Wow, what a horribly misleading article, white-washing a white-wash job by AG Koster.

First off, this did NOTHING to help the victims of mortgage fraud. All proceeds went to Jeff City to be funneled through the crony wealth redistribution system they've set up there.

Next, all of those documents were fraudulent not merely because they were all signed by the infamous Linda Green (et al.). They were fraudulent because they were inventing a chain of title that NEVER EXISTED. What this means is that the vast majority of mortgages written in the last 10+ years no longer have a valid deed of trust, because papers were NEVER FILED in any county courthouse upon the note changing hands. Instead it is all illegally "tracked" in MERS (the Mortgage Electronic Registration system (which is nothing but a database)). This is why companies like DocX exist. They create the documentation that should've been written EACH TIME as the note was sold.

But guess what? Those notes were sold to securitization trusts, which packaged them up into securities sold as investments. Not only were they packaged though, but they were sliced into "tranches" of different quality of notes, where the lower quality would suffer mortgage default losses before the higher rated (A level) tranches.
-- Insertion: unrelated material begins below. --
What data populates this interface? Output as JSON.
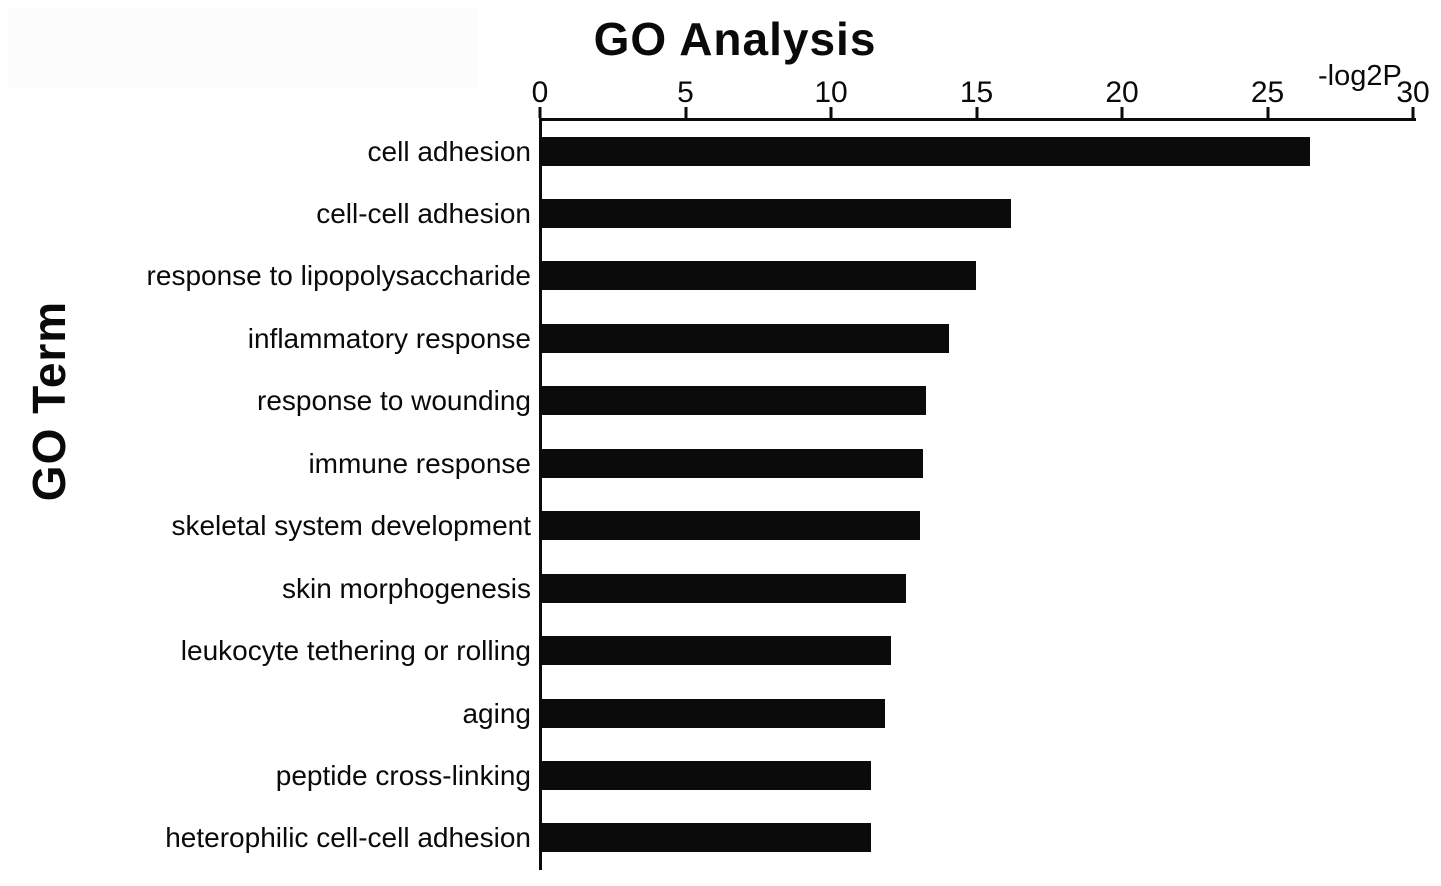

But guess what? Until a mortgage defaults, there is no way of knowing which tranche it should be in, so it is impossible to assign them in advance.

But guess what? Most of these trusts legally had only NINETY DAYS to make this determination and to legally bind them to the trust. So, legally, the trusts never owned the notes, and even if they did, they were never registered with the county assessor.

What does this mean to Mr. and Mrs Homeowner? If your note has been securitized, your chain of title has been destroyed, and there is no legal remedy to re-attach the note to the deed of trust. Basically, there is no entity with legal standing to foreclose on the property, and the mortgage is now an unsecured loan.

Oh, and about that broken chain of title? You can make every single mortgage payment to your servicer, yet still fall victim to illegal foreclosure, because there may be multiple trusts who believe they own your note.

In a nutshell, the securitization process hatched by Wall St./Fannie/Freddie/ and the mafia running Rome on the Potomac removed all fiduciary risk associated with mortgage lending by transferring it the whole of the system instead (aka "tax-payers" and "dollar-holders"). It is this transfer of risk which created the artificial environment of seemingly perpetual rising home prices, which fooled the average person into acting in a manner that in hindsight, looks personally irresponsible.

Worse yet, as noted by Susan, this spurred ever increasing investment in the construction industry until it too, blew up from the lack of sustainable demand, which is the equivalent of urinating on next year's seed corn (to coin a phrase).

cont...

(Report Comment)
Richard Saunders August 17, 2012 | 12:45 p.m.

... continued from above ...

So what did we get for this crime? Up to 40M houses no one needs, for starters, and the highest mortgage debt load ever, at prices that will not be seen again for a long time.

This is the wealth transfer mechanism that has looted Main St. and sent it to Wall St., notwithstanding the cut that AG Koster got his hands on.

Now, does anyone expect him to address the chain of title issue, or is his "win" the end of his curiosity on the subject?